Ibnu Abu Hatim meriwayatkannya dari ayahnya, dari Yahya ibnu Sulaiman Al-Ju'fi, dari Abul Muhayya alias Yahya ibnu Ya'la, dari Abdul Malik ibnu Umair, dari Jarir ibnu Abdullah r.a., lalu disebutkan hal yang semisal dengan panjang lebar, kemudian ia membaca firman-Nya: dan Kami menuliskan apa yang telah mereka kerjakan dan bekas-bekas yang mereka tinggalkan. (Yasin: 12) Imam Muslim meriwayatkannya melalui Abu Uwwanah, dari Abdul malik ibnu Umair ibnul Munzir ibnu Jarir, dari ayahnya, lalu disebutkan hadis yang semisal.
Hal yang sama dinyatakan di dalam hadis lain yang berada di dalam kitab Sahih Muslim melalui Abu Hurairah r.a. yang mengatakan bahwa Rasulullah ﷺ pernah bersabda: ". Apabila anak Adam mati, terputuslah amalnya kecuali tiga perkara, yaitu ilmu yang bermanfaat, atau anak saleh yang mendoakannya, atau sedekah jariyah (yang terus mengalir pahalanya) sesudah ia tiada. Sufyan As-Sauri telah meriwayatkan dari Abu Sa'id r.a. yang telah mengatakan bahwa ia pernah mendengar Mujahid mengatakan sehubungan dengan makna firman-Nya: Sesungguhnya Kami menghidupkan orang-orang mati dan Kami menuliskan apa yang telah mereka kerjakan dan bekas-bekas yang mereka tinggalkan. (Yasin: 12) bahwa makna yang dimaksud ialah kesesatan yang mereka tinggalkan. Ibnu Lahi'ah telah meriwayatkan dari Ata ibnu Dinar, dari Sa'id ibnu Jubair sehubungan dengan makna firman-Nya: dan Kami menuliskan apa yang telah mereka kerjakan dan bekas-bekas yang mereka tinggalkan. (Yasin: 12) Yakni bekas-bekas yang mereka tinggalkan, dengan kata lain suatu amal perbuatan yang jejaknya diikuti oleh orang lain sesudah ia tiada.
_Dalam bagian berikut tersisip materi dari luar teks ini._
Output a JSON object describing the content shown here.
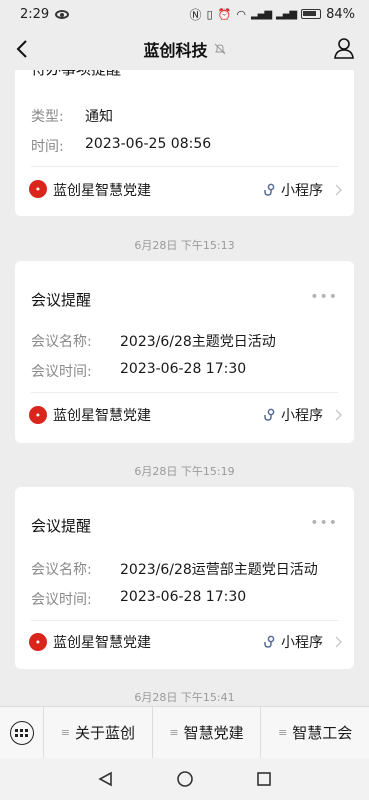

Maka jika bekas-bekas itu baik, maka pelaku pertamanya mendapat pahala yang semisal dengan orang-orang yang mengikuti jejaknya tanpa mengurangi pahala mereka barang sedikit pun. Dan jika hal itu berupa perbuatan buruk, maka pelaku pertamanya mendapatkan dosa yang sama dengan orang-orang yang mengiktui jejaknya, tanpa mengurangi dosa-dosa mereka barang sedikit pun. Kedua riwayat ini diketengahkan oleh Ibnu Abu Hatim dan dipilih oleh Al-Bagawi.
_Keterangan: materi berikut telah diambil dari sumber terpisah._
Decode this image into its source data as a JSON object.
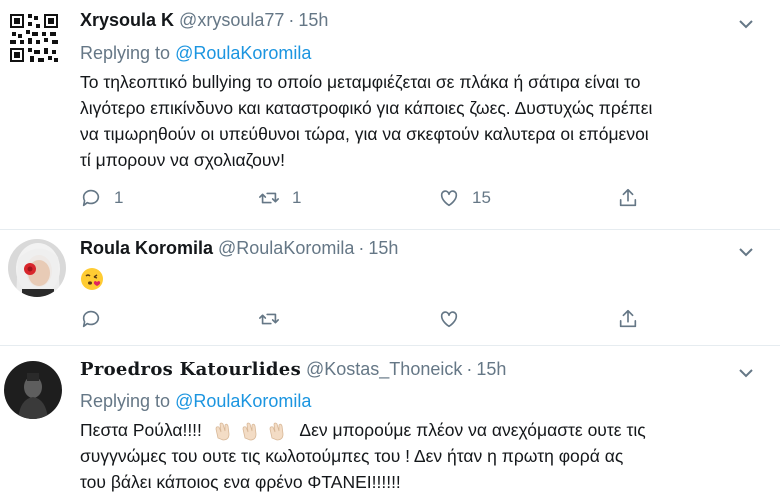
{
  "tweets": [
    {
      "name": "Xrysoula K",
      "handle": "@xrysoula77",
      "time": "15h",
      "replying_prefix": "Replying to",
      "replying_to": "@RoulaKoromila",
      "text_lines": [
        "Το τηλεοπτικό bullying το οποίο μεταμφιέζεται σε πλάκα ή σάτιρα είναι το",
        "λιγότερο επικίνδυνο και καταστροφικό για κάποιες ζωες. Δυστυχώς πρέπει",
        "να τιμωρηθούν οι υπεύθυνοι τώρα, για να σκεφτούν καλυτερα οι επόμενοι",
        "τί μπορουν να σχολιαζουν!"
      ],
      "replies": "1",
      "retweets": "1",
      "likes": "15",
      "avatar_icon": "qr-code-icon"
    },
    {
      "name": "Roula Koromila",
      "handle": "@RoulaKoromila",
      "time": "15h",
      "emoji": "face-blowing-kiss",
      "replies": "",
      "retweets": "",
      "likes": "",
      "avatar_icon": "profile-photo"
    },
    {
      "name": "Proedros Katourlides",
      "handle": "@Kostas_Thoneick",
      "time": "15h",
      "replying_prefix": "Replying to",
      "replying_to": "@RoulaKoromila",
      "text_line1_a": "Πεστα Ρούλα!!!!",
      "text_line1_b": "Δεν μπορούμε πλέον να ανεχόμαστε ουτε τις",
      "text_line2": "συγγνώμες του ουτε τις κωλοτούμπες του ! Δεν ήταν η πρωτη φορά ας",
      "text_line3": "του βάλει κάποιος ενα φρένο ΦΤΑΝΕΙ!!!!!!",
      "clap_emojis": [
        "clapping-hands-light",
        "clapping-hands-light",
        "clapping-hands-light"
      ],
      "avatar_icon": "profile-photo"
    }
  ],
  "colors": {
    "link": "#1b95e0",
    "secondary": "#657786",
    "text": "#14171a",
    "divider": "#e6ecf0"
  }
}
Pendapat yang kedua, mengatakan bahwa makna yang dimaksud ialah langkah-langkah mereka menuju kepada amal ketaatan atau kemaksiatan. Ibnu Abu Najih dan lain-lainnya telah meriwayatkan dari Mujahid sehubungan dengan makna firman-Nya: apa yang telah mereka kerjakan dan bekas-bekas yang mereka tinggalkan. (Yasin: 12) Yaitu langkah-langkah mereka. Hal yang sama dikatakan oleh Al-Hasan dan Qatadah, bahwa yang dimaksud dengan atsarahum (bekas-bekas mereka) adalah langkah-langkah mereka. Qatadah mengatakan bahwa seandainya Allah melupakan sesuatu dari keadaanmu, hai anak Adam, tentulah Dia melupakan sebagian dari jejak-jejak ini yang telah terhapus oleh angin.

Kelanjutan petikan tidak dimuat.